Alfa Romeo Giulia Veloce Review: The Hearty Italian
Taste is extremely subjective – however, I bet you’d be hard-pressed to find a single person amongst your repertoire of friends and family who doesn’t appreciate a hearty Italian meal. Some say that it’s down to the freshness of the chosen ingredients, whilst others opine that its simplicity is the one that manages to bring out an array of authentic and bold flavours. Whatever it is, in Italian cuisine, a chef’s passion can undoubtedly be felt through his/ her crafted dishes, and it is because of this, those evenings at Italian restaurants are often reserved for special occasions.
Quite unlike such gastronomic experiences though, the Alfa Romeo Giulia offers spades of Italian passion and soul that can be experienced at any time of the day, just at a touch of its steering wheel-mounted starter button.
It has been a couple of years since the Giulia first arrived on our shores and it has now received some updates for its latest model year. It might be a stretch to call this an out-and-out facelift model, as changes are focused on the improvement of interior quality and updates to its infotainment system. What we previously liked so much about the Giulia – its aggressive yet luscious looks, and driver-focused dynamics – has been retained, with a couple of rough edges now polished out.
A new 8.8 inch touchscreen infotainment system now occupies its dashboard, updated for increased user-friendliness and responsiveness. With Apple CarPlay and Android Auto coming as standard, scrolling through menus either by using its iDrive-like rotary dial or swiping across its screen has become a more intuitive and lag-free experience. Drivers who frequently use CarPlay or Android Auto might have to get used to plugging their smartphones in for access; but with multiple USB points and a newly designed centre console that houses a wireless charger, the improved integration of technology is a more than welcome change.

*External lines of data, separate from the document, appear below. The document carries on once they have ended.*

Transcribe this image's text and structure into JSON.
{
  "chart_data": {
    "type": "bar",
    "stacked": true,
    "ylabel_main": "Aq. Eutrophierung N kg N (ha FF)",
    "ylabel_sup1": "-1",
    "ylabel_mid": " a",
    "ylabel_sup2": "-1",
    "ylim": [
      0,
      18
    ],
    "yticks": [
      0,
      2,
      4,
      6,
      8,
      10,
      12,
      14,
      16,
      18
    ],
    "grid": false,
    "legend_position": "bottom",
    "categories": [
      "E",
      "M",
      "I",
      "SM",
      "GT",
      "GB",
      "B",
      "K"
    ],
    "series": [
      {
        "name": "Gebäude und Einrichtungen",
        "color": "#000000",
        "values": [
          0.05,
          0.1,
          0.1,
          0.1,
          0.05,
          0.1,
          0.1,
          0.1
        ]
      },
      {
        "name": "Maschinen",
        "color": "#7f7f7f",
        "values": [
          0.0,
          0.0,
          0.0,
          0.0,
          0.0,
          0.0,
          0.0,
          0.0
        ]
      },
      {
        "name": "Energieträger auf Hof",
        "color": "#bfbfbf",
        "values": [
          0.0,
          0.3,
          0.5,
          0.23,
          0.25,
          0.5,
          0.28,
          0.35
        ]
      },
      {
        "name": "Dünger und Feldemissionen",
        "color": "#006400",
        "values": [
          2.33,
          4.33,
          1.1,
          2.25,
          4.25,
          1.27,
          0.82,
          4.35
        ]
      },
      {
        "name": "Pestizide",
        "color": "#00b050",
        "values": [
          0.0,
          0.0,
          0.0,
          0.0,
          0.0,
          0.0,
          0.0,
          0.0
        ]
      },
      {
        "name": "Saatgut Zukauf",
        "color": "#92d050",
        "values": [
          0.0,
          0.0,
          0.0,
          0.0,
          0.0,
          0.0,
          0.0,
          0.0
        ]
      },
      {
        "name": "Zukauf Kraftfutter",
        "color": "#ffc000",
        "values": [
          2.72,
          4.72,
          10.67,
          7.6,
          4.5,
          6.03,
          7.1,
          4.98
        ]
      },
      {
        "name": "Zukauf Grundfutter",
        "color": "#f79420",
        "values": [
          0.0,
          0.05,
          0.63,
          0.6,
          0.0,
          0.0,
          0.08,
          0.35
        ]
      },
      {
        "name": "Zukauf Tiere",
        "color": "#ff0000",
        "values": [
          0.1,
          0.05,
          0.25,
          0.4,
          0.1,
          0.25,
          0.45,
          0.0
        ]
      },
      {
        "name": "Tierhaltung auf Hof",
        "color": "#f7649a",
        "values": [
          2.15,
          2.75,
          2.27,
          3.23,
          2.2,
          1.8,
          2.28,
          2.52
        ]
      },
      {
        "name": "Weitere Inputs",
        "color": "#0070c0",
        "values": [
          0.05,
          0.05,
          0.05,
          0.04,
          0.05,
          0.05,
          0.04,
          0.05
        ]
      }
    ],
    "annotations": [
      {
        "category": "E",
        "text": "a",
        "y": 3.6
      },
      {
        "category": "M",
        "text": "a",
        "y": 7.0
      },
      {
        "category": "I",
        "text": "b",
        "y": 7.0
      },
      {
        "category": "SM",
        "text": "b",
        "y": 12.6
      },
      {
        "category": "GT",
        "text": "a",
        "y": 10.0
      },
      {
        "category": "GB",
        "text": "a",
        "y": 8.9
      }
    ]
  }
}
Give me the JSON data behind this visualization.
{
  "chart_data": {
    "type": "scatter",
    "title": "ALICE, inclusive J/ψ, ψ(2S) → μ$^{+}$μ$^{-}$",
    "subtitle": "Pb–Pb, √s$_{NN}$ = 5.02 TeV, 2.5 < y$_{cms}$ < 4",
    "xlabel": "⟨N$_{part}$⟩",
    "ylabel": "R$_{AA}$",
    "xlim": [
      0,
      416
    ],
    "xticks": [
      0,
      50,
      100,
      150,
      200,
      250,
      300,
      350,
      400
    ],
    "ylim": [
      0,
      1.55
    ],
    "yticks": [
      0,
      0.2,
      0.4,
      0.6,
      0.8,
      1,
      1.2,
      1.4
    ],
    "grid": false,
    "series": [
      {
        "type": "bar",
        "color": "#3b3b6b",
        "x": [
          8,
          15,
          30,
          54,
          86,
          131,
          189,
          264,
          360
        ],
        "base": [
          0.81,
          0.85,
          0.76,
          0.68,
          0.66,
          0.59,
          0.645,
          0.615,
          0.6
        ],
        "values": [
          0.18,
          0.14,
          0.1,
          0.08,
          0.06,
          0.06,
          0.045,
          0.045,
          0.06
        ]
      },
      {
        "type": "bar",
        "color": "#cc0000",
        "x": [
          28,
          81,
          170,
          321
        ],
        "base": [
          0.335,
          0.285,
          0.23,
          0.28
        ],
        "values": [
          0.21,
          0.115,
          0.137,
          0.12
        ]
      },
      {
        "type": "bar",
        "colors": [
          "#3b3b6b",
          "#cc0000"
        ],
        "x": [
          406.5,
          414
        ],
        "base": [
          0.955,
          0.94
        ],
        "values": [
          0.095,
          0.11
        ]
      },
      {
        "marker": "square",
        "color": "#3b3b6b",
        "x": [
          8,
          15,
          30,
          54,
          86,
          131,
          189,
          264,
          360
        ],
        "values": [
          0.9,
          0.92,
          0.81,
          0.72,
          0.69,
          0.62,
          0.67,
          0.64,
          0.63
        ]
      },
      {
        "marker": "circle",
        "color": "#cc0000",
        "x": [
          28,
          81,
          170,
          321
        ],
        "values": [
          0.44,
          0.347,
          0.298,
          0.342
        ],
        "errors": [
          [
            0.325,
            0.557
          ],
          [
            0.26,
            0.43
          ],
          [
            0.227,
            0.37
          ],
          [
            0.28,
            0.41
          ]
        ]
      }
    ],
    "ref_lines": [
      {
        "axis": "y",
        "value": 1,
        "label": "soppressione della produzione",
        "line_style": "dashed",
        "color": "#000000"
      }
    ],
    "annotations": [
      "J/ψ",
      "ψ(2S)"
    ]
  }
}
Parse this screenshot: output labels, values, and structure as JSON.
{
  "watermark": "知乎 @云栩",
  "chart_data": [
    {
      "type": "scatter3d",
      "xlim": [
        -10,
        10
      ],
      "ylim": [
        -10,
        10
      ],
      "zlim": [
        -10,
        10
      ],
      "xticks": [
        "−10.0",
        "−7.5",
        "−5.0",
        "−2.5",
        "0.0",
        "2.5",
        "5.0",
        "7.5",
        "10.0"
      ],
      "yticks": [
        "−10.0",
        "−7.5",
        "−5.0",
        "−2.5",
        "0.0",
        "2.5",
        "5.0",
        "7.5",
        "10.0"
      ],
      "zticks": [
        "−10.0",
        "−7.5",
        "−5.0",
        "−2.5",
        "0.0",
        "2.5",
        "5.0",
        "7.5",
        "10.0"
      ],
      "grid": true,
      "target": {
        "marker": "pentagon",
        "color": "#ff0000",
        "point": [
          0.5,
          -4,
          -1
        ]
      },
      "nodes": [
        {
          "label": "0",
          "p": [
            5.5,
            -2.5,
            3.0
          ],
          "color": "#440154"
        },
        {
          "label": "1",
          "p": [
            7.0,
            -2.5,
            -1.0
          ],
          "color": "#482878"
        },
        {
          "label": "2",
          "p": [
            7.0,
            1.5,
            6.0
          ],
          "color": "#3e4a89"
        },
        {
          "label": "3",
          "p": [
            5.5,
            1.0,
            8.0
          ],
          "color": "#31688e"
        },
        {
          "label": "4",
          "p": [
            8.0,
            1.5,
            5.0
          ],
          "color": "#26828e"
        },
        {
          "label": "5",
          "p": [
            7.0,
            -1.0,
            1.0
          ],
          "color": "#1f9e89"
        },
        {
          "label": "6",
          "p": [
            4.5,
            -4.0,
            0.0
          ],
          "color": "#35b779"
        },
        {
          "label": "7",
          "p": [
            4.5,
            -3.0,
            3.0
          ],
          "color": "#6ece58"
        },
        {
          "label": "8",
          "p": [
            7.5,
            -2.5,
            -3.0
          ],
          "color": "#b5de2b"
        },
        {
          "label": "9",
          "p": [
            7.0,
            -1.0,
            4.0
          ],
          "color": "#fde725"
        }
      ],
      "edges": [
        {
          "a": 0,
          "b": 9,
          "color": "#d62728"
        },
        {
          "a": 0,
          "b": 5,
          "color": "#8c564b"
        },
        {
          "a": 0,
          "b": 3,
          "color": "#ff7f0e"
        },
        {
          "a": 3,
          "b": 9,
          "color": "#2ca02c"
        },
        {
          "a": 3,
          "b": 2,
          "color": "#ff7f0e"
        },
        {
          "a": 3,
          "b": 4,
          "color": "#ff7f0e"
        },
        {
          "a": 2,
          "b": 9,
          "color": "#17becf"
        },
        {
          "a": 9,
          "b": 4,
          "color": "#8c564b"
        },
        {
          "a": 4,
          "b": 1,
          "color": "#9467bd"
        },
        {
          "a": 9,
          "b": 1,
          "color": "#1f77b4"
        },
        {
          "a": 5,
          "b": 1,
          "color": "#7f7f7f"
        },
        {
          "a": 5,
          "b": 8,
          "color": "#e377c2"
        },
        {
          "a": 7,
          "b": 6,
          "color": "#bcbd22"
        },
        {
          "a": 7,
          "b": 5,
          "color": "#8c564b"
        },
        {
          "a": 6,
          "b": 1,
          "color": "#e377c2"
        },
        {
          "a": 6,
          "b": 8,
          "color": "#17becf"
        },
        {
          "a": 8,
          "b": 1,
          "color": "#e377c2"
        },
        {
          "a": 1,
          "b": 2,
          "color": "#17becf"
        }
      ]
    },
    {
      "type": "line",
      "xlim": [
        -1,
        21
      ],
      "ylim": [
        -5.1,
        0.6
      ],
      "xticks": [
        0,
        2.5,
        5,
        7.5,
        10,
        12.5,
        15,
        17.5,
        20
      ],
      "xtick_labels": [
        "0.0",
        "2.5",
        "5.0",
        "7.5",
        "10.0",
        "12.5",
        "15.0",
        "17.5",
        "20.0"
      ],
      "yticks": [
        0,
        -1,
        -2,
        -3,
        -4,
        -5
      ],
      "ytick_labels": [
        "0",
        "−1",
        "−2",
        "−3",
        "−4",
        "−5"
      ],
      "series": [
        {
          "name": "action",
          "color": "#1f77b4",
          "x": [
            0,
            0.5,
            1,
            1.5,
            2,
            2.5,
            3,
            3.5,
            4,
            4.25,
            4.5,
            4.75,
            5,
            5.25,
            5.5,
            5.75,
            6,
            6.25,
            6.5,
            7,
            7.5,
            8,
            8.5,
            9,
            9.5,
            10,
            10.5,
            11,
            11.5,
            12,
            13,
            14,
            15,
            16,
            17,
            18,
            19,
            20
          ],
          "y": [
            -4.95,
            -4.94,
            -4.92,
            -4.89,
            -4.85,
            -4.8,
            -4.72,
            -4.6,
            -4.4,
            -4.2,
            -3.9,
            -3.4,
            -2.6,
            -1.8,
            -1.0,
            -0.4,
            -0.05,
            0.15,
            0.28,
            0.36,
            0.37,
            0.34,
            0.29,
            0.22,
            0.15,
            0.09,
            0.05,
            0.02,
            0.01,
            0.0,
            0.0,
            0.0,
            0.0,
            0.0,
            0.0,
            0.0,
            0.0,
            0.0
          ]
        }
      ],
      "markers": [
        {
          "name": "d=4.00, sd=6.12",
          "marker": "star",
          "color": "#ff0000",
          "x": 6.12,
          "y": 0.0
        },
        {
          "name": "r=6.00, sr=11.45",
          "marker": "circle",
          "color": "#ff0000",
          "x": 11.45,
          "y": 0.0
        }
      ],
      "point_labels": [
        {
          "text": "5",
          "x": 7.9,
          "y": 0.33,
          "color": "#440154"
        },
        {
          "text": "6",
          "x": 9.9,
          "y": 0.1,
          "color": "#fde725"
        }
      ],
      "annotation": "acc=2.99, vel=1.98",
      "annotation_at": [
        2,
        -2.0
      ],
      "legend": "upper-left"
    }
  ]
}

Gripping the ergonomically designed steering wheel, echoes of Ferrari 458/ 488 seem to reverberate through. With 2 different grains of leather being stitched on its wheel, an enhanced sense of control is certainly felt. Coupled with sports seats which bolster you in, the facelifted Giulia’s cabin retains its driver-focused feel. With leather now being applied more generously to its dash and interior surfaces, together with an enhanced level of fit-and-finish, the Giulia can now hold a candle in terms of interior quality to its German rivals.
Elsewhere, much of what made the Giulia so successful has remained. As before, its exterior looks like it had been sketched freehand on an easel rather than modelled with sophisticated digital 3D software. The same chorus has been sung multiple times by now, but it’s challenging not to reiterate that there is no angle from which the Giulia doesn’t look good from. To differentiate itself from the rest of the model line up, the Veloce now comes standard with the Nero Edizione exterior package – which means blacked-out badges, exhaust tips, exterior mirrors and more. Its burnished 19 inch cloverleaf-styled alloy rims serve as the icing on the cake, providing an aggressive yet poised stance.
Under the hood, the same 2.0 litre turbocharged block provides 280bhp and propels the Giulia to 100kmh in just over 5 seconds. It is in its drive, that one can feel that the Giulia was a car made for drivers, by a driver. Its steering is quick and precise, and enables the Giulia to dance around corners with great finesse. It is also through the bends that its sub-1500kg kerb weight shows through – the Giulia is agile, and possesses more than sufficient power driven through its ZF 8-speed transmission to exit corners with fervour.
Despite rolling on 19 inch rims, it takes the most unsettled of surfaces for the Giulia to feel uncomfortable in. The Giulia is more sports sedan than plush cruiser, providing high levels of engagement and a close connection to the road surface for both the driver and passengers alike. As before, the Giulia’s rear is best suited for adults 1.8m and below and offers a decent level of practicality in the form of a foldable rear bench and 480L of boot space.
We think that the Giulia, in Veloce guise, is the perfect middle ground between the entry-level Super and the fire-breathing Quadrifolgio. Singaporeans have certainly put money where their mouths have been, with this being the most popularly opted model of the line-up to date.
The additional power over the base model is useful for the odd burst of acceleration or days where more spirited driving is on the cards. And with a whole host of standard features such as adaptive dampers, a limited-slip differential and that sweet-sounding 900W Harmon Kardon audio system, the Veloce offers significant value for money not just over the base spec, but also over most of its German rivals. Now, what's left is to spec one in Visconti Green and Tan Leather.